We need to explore cooperative approaches to reduce noise on construction sites. OSHA’s Voluntary Protection Program has a proven track record for reducing injuries and illnesses of all kinds. We have expanded it to include short-term building projects. We have other construction partnerships as well - C.A.R.E. in Florida and PRIDE in the St. Louis area.
We signed a partnership agreement with AGC two years ago and one with the Associated Builders and Contractors six weeks ago. Through these agreements we will establish additional local partnerships with OSHA area offices, contractor groups and unions.
All of these partnerships share one common denominator–they require a strong safety and health program. And that program should cover noise along with other hazards.
The Laborers have also been forging partnerships. I was delighted to learn about the “buy quiet” initiative that The Laborer’s Health and Safety Fund is working on.
Engineering controls are certainly the best way to go. Reducing noise at the source is so much more effective than personal protective equipment, even though it’s difficult. But we know that’s possible, thanks to noise control research on mining equipment. Mufflers and insulation can reduce noise significantly for operators.
We also know that low-noise equipment sells. Europe is ahead of us in this regard. Germany’s Blue Angel program is one example–ranking equipment for noise much like we evaluate fuel efficiency for cars or electricity consumption for household appliances. And then encouraging manufacturers to market and contractors to buy the quiet equipment.
I also like the idea of developing maintenance guides for equipment purchasers. If contractors maintain equipment properly, that can reduce noise as well.
Initiatives like this–involving federal authorities such as the Army Corps of Engineers, manufacturers, unions and contractors–can effect significant changes more rapidly than rulemaking. I encourage you to keep pursuing them.
OSHA is also looking at hearing loss as part of its recordkeeping rule revision. When we publish a final recordkeeping rule this summer, you will see a new emphasis on recording hearing loss.
We know that hearing loss is seldom recorded. So the best estimates we have represent an undercount. In 1997, employers reported that fewer than 500 workers experienced hearing losses that required them to take time off work. Clearly this approach doesn’t come close to capturing the real extent of the problem. We hope that the new recordkeeping requirements, which take effect next January, will improve reporting and improve the statistics from BLS.
Another goal of mine is to expand OSHA’s ability to provide outreach and education. We know we need to do more to help employers who want to do the right thing.
With additional funds in 1999 and this year, OSHA has added 44 new compliance assistance officers in its area offices. These specialists are the point of contact for employers and employees looking for information on workplace safety and health or seeking specific training, like help in reducing noise on a construction site.

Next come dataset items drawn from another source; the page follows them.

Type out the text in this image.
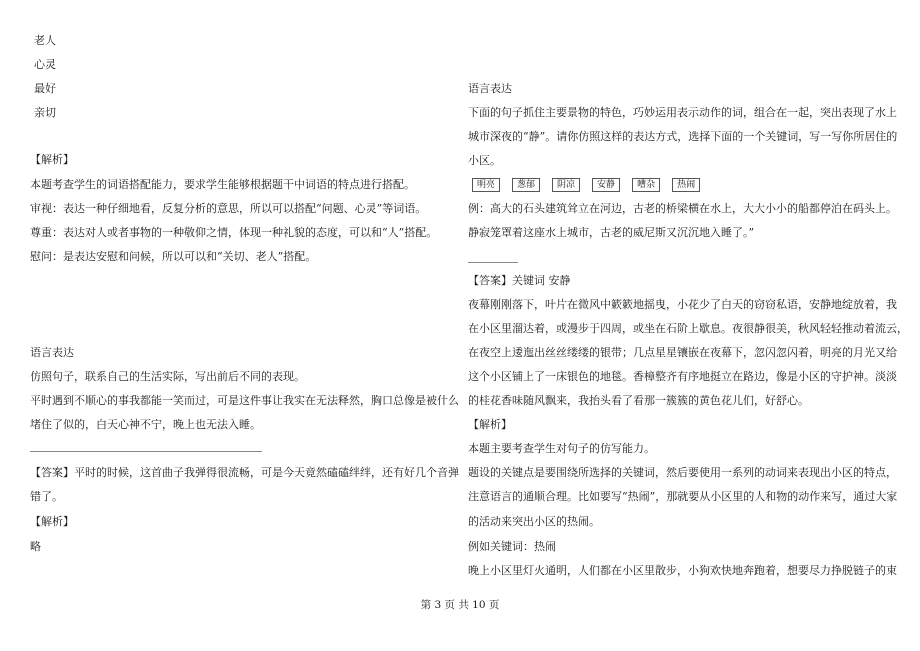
老人
心灵
最好
亲切
【解析】
本题考查学生的词语搭配能力，要求学生能够根据题干中词语的特点进行搭配。
审视：表达一种仔细地看，反复分析的意思，所以可以搭配“问题、心灵”等词语。
尊重：表达对人或者事物的一种敬仰之情，体现一种礼貌的态度，可以和“人”搭配。
慰问：是表达安慰和问候，所以可以和“关切、老人”搭配。
语言表达
仿照句子，联系自己的生活实际，写出前后不同的表现。
平时遇到不顺心的事我都能一笑而过，可是这件事让我实在无法释然，胸口总像是被什么
堵住了似的，白天心神不宁，晚上也无法入睡。
【答案】平时的时候，这首曲子我弹得很流畅，可是今天竟然磕磕绊绊，还有好几个音弹
错了。
【解析】
略
语言表达
下面的句子抓住主要景物的特色，巧妙运用表示动作的词，组合在一起，突出表现了水上
城市深夜的“静”。请你仿照这样的表达方式，选择下面的一个关键词，写一写你所居住的
小区。
明亮	葱郁	阴凉	安静	嘈杂	热闹
例：高大的石头建筑耸立在河边，古老的桥梁横在水上，大大小小的船都停泊在码头上。
静寂笼罩着这座水上城市，古老的威尼斯又沉沉地入睡了。”
【答案】关键词 安静
夜幕刚刚落下，叶片在微风中簌簌地摇曳，小花少了白天的窃窃私语，安静地绽放着，我
在小区里溜达着，或漫步于四周，或坐在石阶上歇息。夜很静很美，秋风轻轻推动着流云，
在夜空上逶迤出丝丝缕缕的银带；几点星星镶嵌在夜幕下，忽闪忽闪着，明亮的月光又给
这个小区铺上了一床银色的地毯。香樟整齐有序地挺立在路边，像是小区的守护神。淡淡
的桂花香味随风飘来，我抬头看了看那一簇簇的黄色花儿们，好舒心。
【解析】
本题主要考查学生对句子的仿写能力。
题设的关键点是要围绕所选择的关键词，然后要使用一系列的动词来表现出小区的特点，
注意语言的通顺合理。比如要写“热闹”，那就要从小区里的人和物的动作来写，通过大家
的活动来突出小区的热闹。
例如关键词：热闹
晚上小区里灯火通明，人们都在小区里散步，小狗欢快地奔跑着，想要尽力挣脱链子的束
第 3 页 共 10 页
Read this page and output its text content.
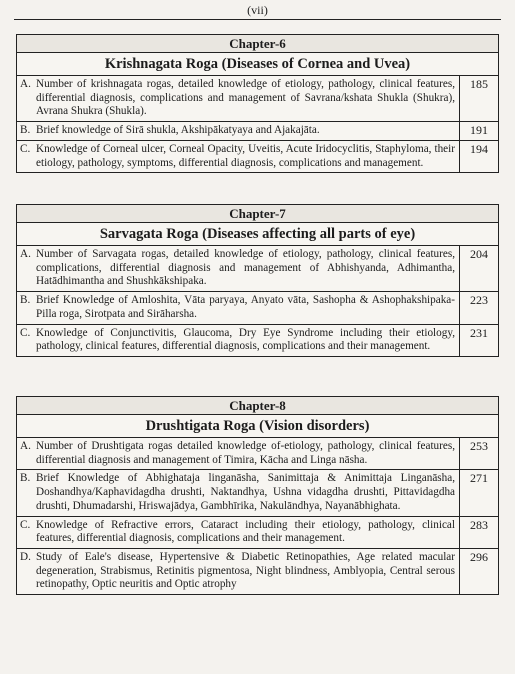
(vii)
Chapter-6
Krishnagata Roga (Diseases of Cornea and Uvea)
A. Number of krishnagata rogas, detailed knowledge of etiology, pathology, clinical features, differential diagnosis, complications and management of Savrana/kshata Shukla (Shukra), Avrana Shukra (Shukla).
185
B. Brief knowledge of Sirā shukla, Akshipākatyaya and Ajakajāta.	191
C. Knowledge of Corneal ulcer, Corneal Opacity, Uveitis, Acute Iridocyclitis, Staphyloma, their etiology, pathology, symptoms, differential diagnosis, complications and management.
194
Chapter-7
Sarvagata Roga (Diseases affecting all parts of eye)
A. Number of Sarvagata rogas, detailed knowledge of etiology, pathology, clinical features, complications, differential diagnosis and management of Abhishyanda, Adhimantha, Hatādhimantha and Shushkākshipaka.
204
B. Brief Knowledge of Amloshita, Vāta paryaya, Anyato vāta, Sashopha & Ashophakshipaka- Pilla roga, Sirotpata and Sirāharsha.
223
C. Knowledge of Conjunctivitis, Glaucoma, Dry Eye Syndrome including their etiology, pathology, clinical features, differential diagnosis, complications and their management.
231
Chapter-8
Drushtigata Roga (Vision disorders)
A. Number of Drushtigata rogas detailed knowledge of-etiology, pathology, clinical features, differential diagnosis and management of Timira, Kācha and Linga nāsha.
253
B. Brief Knowledge of Abhighataja linganāsha, Sanimittaja & Animittaja Linganāsha, Doshandhya/Kaphavidagdha drushti, Naktandhya, Ushna vidagdha drushti, Pittavidagdha drushti, Dhumadarshi, Hriswajādya, Gambhīrika, Nakulāndhya, Nayanābhighata.
271
C. Knowledge of Refractive errors, Cataract including their etiology, pathology, clinical features, differential diagnosis, complications and their management.
283
D. Study of Eale's disease, Hypertensive & Diabetic Retinopathies, Age related macular degeneration, Strabismus, Retinitis pigmentosa, Night blindness, Amblyopia, Central serous retinopathy, Optic neuritis and Optic atrophy
296
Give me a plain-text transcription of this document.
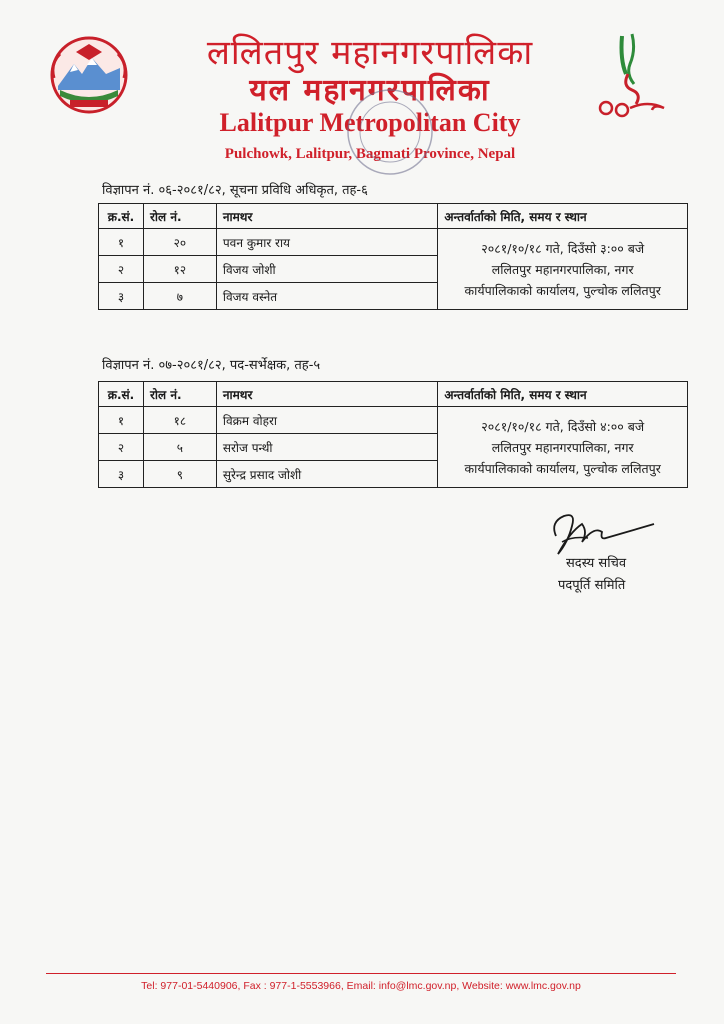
ललितपुर महानगरपालिका
यल महानगरपालिका
Lalitpur Metropolitan City
Pulchowk, Lalitpur, Bagmati Province, Nepal
विज्ञापन नं. ०६-२०८१/८२, सूचना प्रविधि अधिकृत, तह-६
क्र.सं.	रोल नं.	नामथर	अन्तर्वार्ताको मिति, समय र स्थान
१	२०	पवन कुमार राय	२०८१/१०/१८ गते, दिउँसो ३:०० बजे
ललितपुर महानगरपालिका, नगर
कार्यपालिकाको कार्यालय, पुल्चोक ललितपुर

२	१२	विजय जोशी	
३	७	विजय वस्नेत	
विज्ञापन नं. ०७-२०८१/८२, पद-सर्भेक्षक, तह-५
क्र.सं.	रोल नं.	नामथर	अन्तर्वार्ताको मिति, समय र स्थान
१	१८	विक्रम वोहरा	२०८१/१०/१८ गते, दिउँसो ४:०० बजे
ललितपुर महानगरपालिका, नगर
कार्यपालिकाको कार्यालय, पुल्चोक ललितपुर

२	५	सरोज पन्थी	
३	९	सुरेन्द्र प्रसाद जोशी	
सदस्य सचिव
पदपूर्ति समिति
Tel: 977-01-5440906, Fax : 977-1-5553966, Email: info@lmc.gov.np, Website: www.lmc.gov.np
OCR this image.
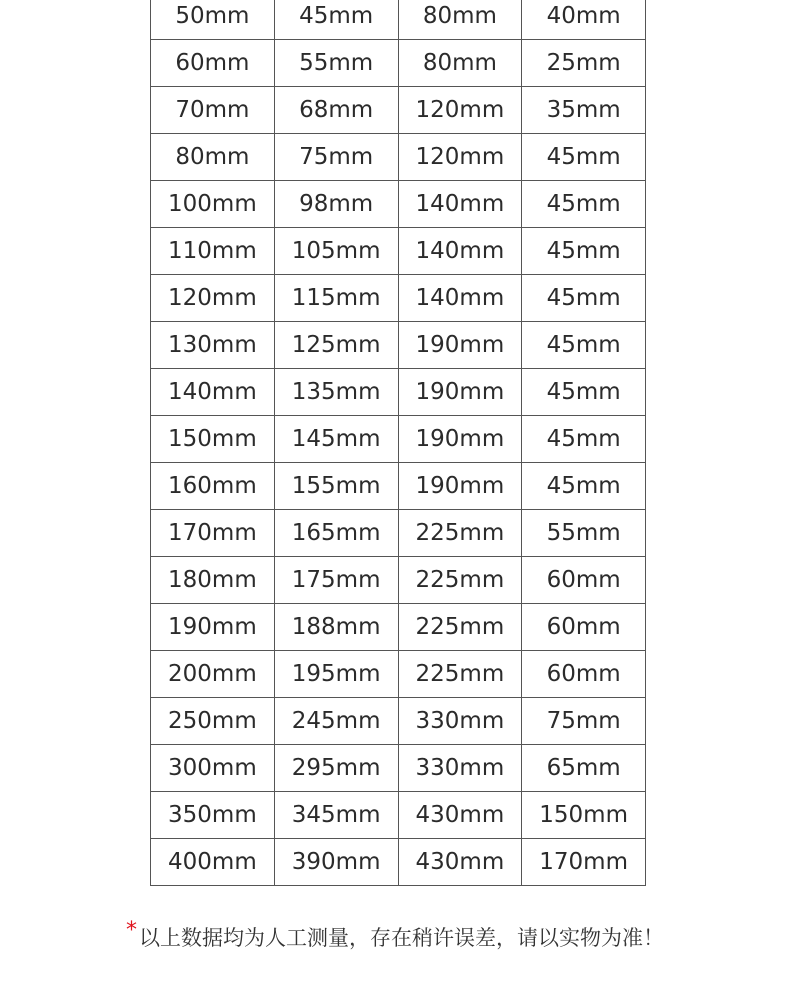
50mm	45mm	80mm	40mm
60mm	55mm	80mm	25mm
70mm	68mm	120mm	35mm
80mm	75mm	120mm	45mm
100mm	98mm	140mm	45mm
110mm	105mm	140mm	45mm
120mm	115mm	140mm	45mm
130mm	125mm	190mm	45mm
140mm	135mm	190mm	45mm
150mm	145mm	190mm	45mm
160mm	155mm	190mm	45mm
170mm	165mm	225mm	55mm
180mm	175mm	225mm	60mm
190mm	188mm	225mm	60mm
200mm	195mm	225mm	60mm
250mm	245mm	330mm	75mm
300mm	295mm	330mm	65mm
350mm	345mm	430mm	150mm
400mm	390mm	430mm	170mm
*以上数据均为人工测量，存在稍许误差，请以实物为准！
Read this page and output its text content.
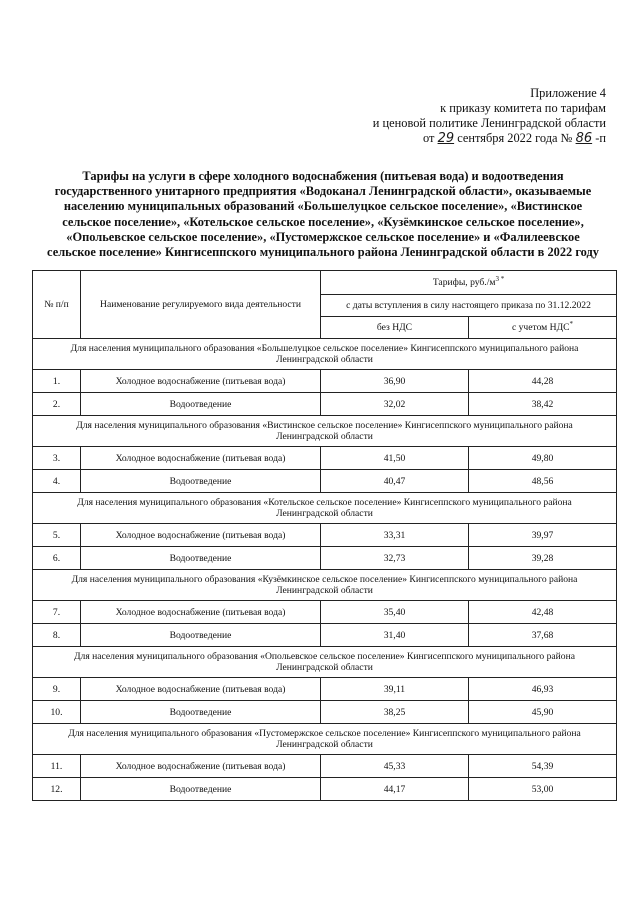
Приложение 4
к приказу комитета по тарифам
и ценовой политике Ленинградской области
от 29 сентября 2022 года № 86 -п
Тарифы на услуги в сфере холодного водоснабжения (питьевая вода) и водоотведения
государственного унитарного предприятия «Водоканал Ленинградской области», оказываемые
населению муниципальных образований «Большелуцкое сельское поселение», «Вистинское
сельское поселение», «Котельское сельское поселение», «Кузёмкинское сельское поселение»,
«Опольевское сельское поселение», «Пустомержское сельское поселение» и «Фалилеевское
сельское поселение» Кингисеппского муниципального района Ленинградской области в 2022 году
№ п/п	Наименование регулируемого вида деятельности	Тарифы, $руб./м^{3 *}$
		с даты вступления в силу настоящего приказа по 31.12.2022	
		без НДС	с учетом НДС*

Для населения муниципального образования «Большелуцкое сельское поселение» Кингисеппского муниципального района
Ленинградской области			

1.	Холодное водоснабжение (питьевая вода)	36,90	44,28
2.	Водоотведение	32,02	38,42

Для населения муниципального образования «Вистинское сельское поселение» Кингисеппского муниципального района
Ленинградской области			

3.	Холодное водоснабжение (питьевая вода)	41,50	49,80
4.	Водоотведение	40,47	48,56

Для населения муниципального образования «Котельское сельское поселение» Кингисеппского муниципального района
Ленинградской области			

5.	Холодное водоснабжение (питьевая вода)	33,31	39,97
6.	Водоотведение	32,73	39,28

Для населения муниципального образования «Кузёмкинское сельское поселение» Кингисеппского муниципального района
Ленинградской области			

7.	Холодное водоснабжение (питьевая вода)	35,40	42,48
8.	Водоотведение	31,40	37,68

Для населения муниципального образования «Опольевское сельское поселение» Кингисеппского муниципального района
Ленинградской области			

9.	Холодное водоснабжение (питьевая вода)	39,11	46,93
10.	Водоотведение	38,25	45,90

Для населения муниципального образования «Пустомержское сельское поселение» Кингисеппского муниципального района
Ленинградской области			

11.	Холодное водоснабжение (питьевая вода)	45,33	54,39
12.	Водоотведение	44,17	53,00
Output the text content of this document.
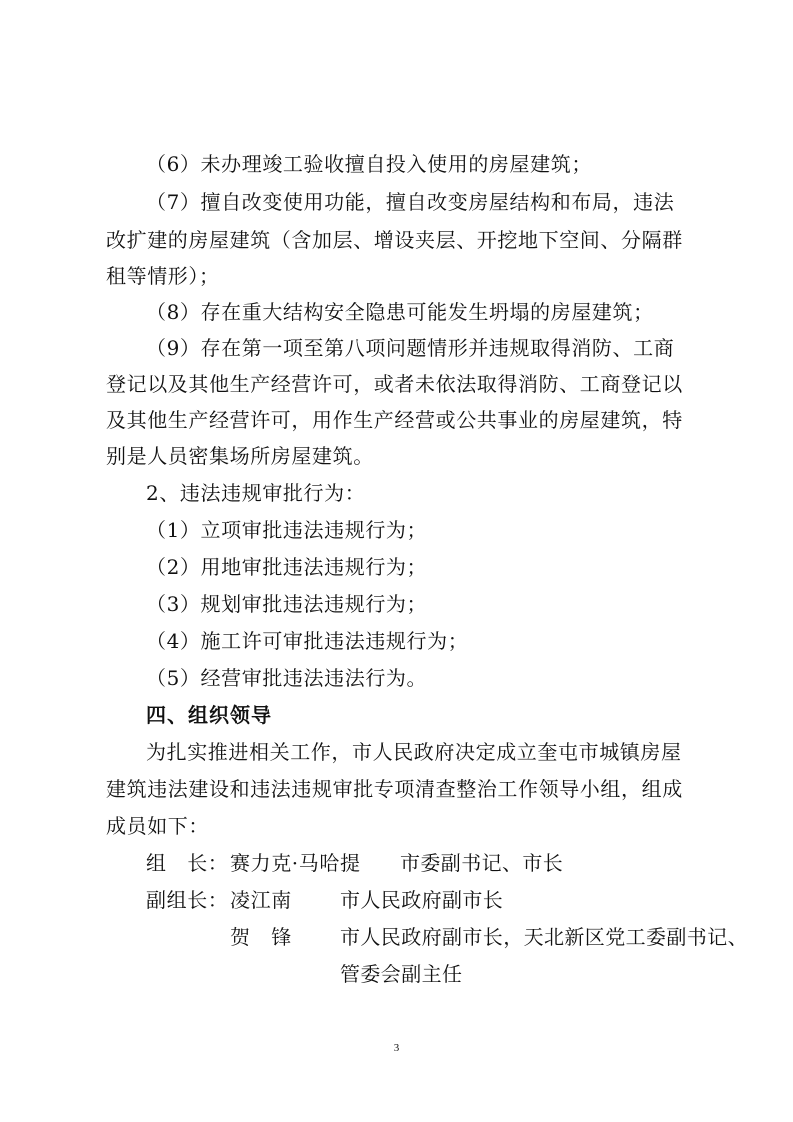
（6）未办理竣工验收擅自投入使用的房屋建筑；
（7）擅自改变使用功能，擅自改变房屋结构和布局，违法
改扩建的房屋建筑（含加层、增设夹层、开挖地下空间、分隔群
租等情形）；
（8）存在重大结构安全隐患可能发生坍塌的房屋建筑；
（9）存在第一项至第八项问题情形并违规取得消防、工商
登记以及其他生产经营许可，或者未依法取得消防、工商登记以
及其他生产经营许可，用作生产经营或公共事业的房屋建筑，特
别是人员密集场所房屋建筑。
2、违法违规审批行为：
（1）立项审批违法违规行为；
（2）用地审批违法违规行为；
（3）规划审批违法违规行为；
（4）施工许可审批违法违规行为；
（5）经营审批违法违法行为。
四、组织领导
为扎实推进相关工作，市人民政府决定成立奎屯市城镇房屋
建筑违法建设和违法违规审批专项清查整治工作领导小组，组成
成员如下：
组　长： 赛力克·马哈提 市委副书记、市长
副组长： 凌江南 市人民政府副市长
贺　锋 市人民政府副市长，天北新区党工委副书记、
管委会副主任
3
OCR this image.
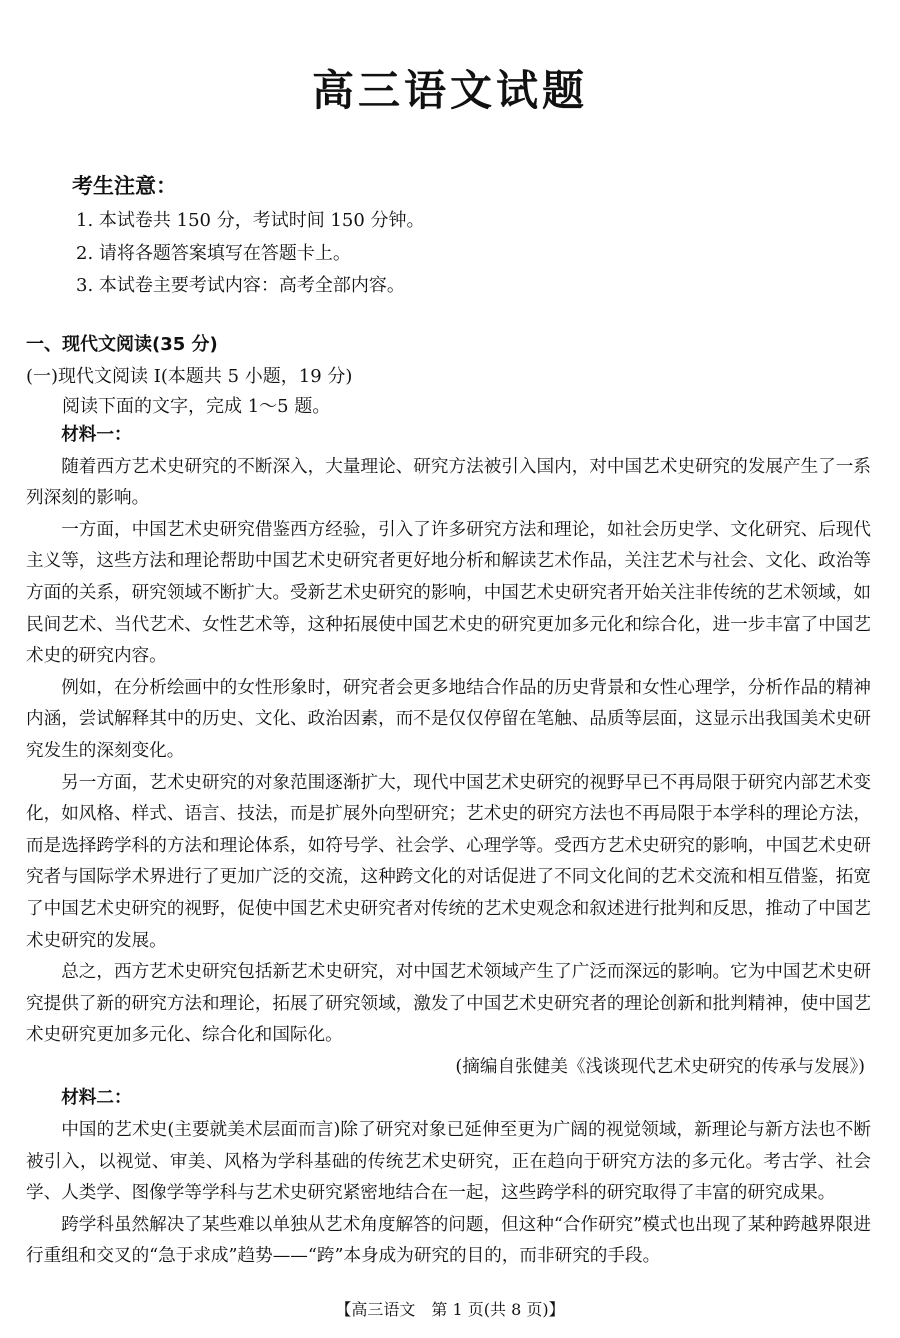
高三语文试题
考生注意：
1. 本试卷共 150 分，考试时间 150 分钟。
2. 请将各题答案填写在答题卡上。
3. 本试卷主要考试内容：高考全部内容。
一、现代文阅读(35 分)
(一)现代文阅读 Ⅰ(本题共 5 小题，19 分)
阅读下面的文字，完成 1～5 题。

材料一：

随着西方艺术史研究的不断深入，大量理论、研究方法被引入国内，对中国艺术史研究的发展产生了一系列深刻的影响。

一方面，中国艺术史研究借鉴西方经验，引入了许多研究方法和理论，如社会历史学、文化研究、后现代主义等，这些方法和理论帮助中国艺术史研究者更好地分析和解读艺术作品，关注艺术与社会、文化、政治等方面的关系，研究领域不断扩大。受新艺术史研究的影响，中国艺术史研究者开始关注非传统的艺术领域，如民间艺术、当代艺术、女性艺术等，这种拓展使中国艺术史的研究更加多元化和综合化，进一步丰富了中国艺术史的研究内容。

例如，在分析绘画中的女性形象时，研究者会更多地结合作品的历史背景和女性心理学，分析作品的精神内涵，尝试解释其中的历史、文化、政治因素，而不是仅仅停留在笔触、品质等层面，这显示出我国美术史研究发生的深刻变化。

另一方面，艺术史研究的对象范围逐渐扩大，现代中国艺术史研究的视野早已不再局限于研究内部艺术变化，如风格、样式、语言、技法，而是扩展外向型研究；艺术史的研究方法也不再局限于本学科的理论方法，而是选择跨学科的方法和理论体系，如符号学、社会学、心理学等。受西方艺术史研究的影响，中国艺术史研究者与国际学术界进行了更加广泛的交流，这种跨文化的对话促进了不同文化间的艺术交流和相互借鉴，拓宽了中国艺术史研究的视野，促使中国艺术史研究者对传统的艺术史观念和叙述进行批判和反思，推动了中国艺术史研究的发展。

总之，西方艺术史研究包括新艺术史研究，对中国艺术领域产生了广泛而深远的影响。它为中国艺术史研究提供了新的研究方法和理论，拓展了研究领域，激发了中国艺术史研究者的理论创新和批判精神，使中国艺术史研究更加多元化、综合化和国际化。

(摘编自张健美《浅谈现代艺术史研究的传承与发展》)

材料二：

中国的艺术史(主要就美术层面而言)除了研究对象已延伸至更为广阔的视觉领域，新理论与新方法也不断被引入，以视觉、审美、风格为学科基础的传统艺术史研究，正在趋向于研究方法的多元化。考古学、社会学、人类学、图像学等学科与艺术史研究紧密地结合在一起，这些跨学科的研究取得了丰富的研究成果。

跨学科虽然解决了某些难以单独从艺术角度解答的问题，但这种“合作研究”模式也出现了某种跨越界限进行重组和交叉的“急于求成”趋势——“跨”本身成为研究的目的，而非研究的手段。

【高三语文　第 1 页(共 8 页)】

The President’s budget for 2001 includes a $12 million increase for outreach and education, including more staffers dedicated to compliance assistance. This will enable OSHA to put a compliance assistance specialist in every area office as well as fund development of training and outreach materials for these staffers to use. That means that virtually every business covered by federal OSHA will have someone nearby to call for help. And we will be encouraging them to do that.
Excessive noise is a problem that affects more Americans than any other occupational injury. It’s also harder to address than almost any other hazard on construction sites.
But it’s a critical issue. How many retired construction workers miss their grandchildren’s first words because their hearing has been damaged during a lifetime devoted to building for others? Too many.
Together we can find solutions to send every construction worker home whole, healthy–and hearing well. I applaud your bringing this issue to the forefront. And I promise to work with you.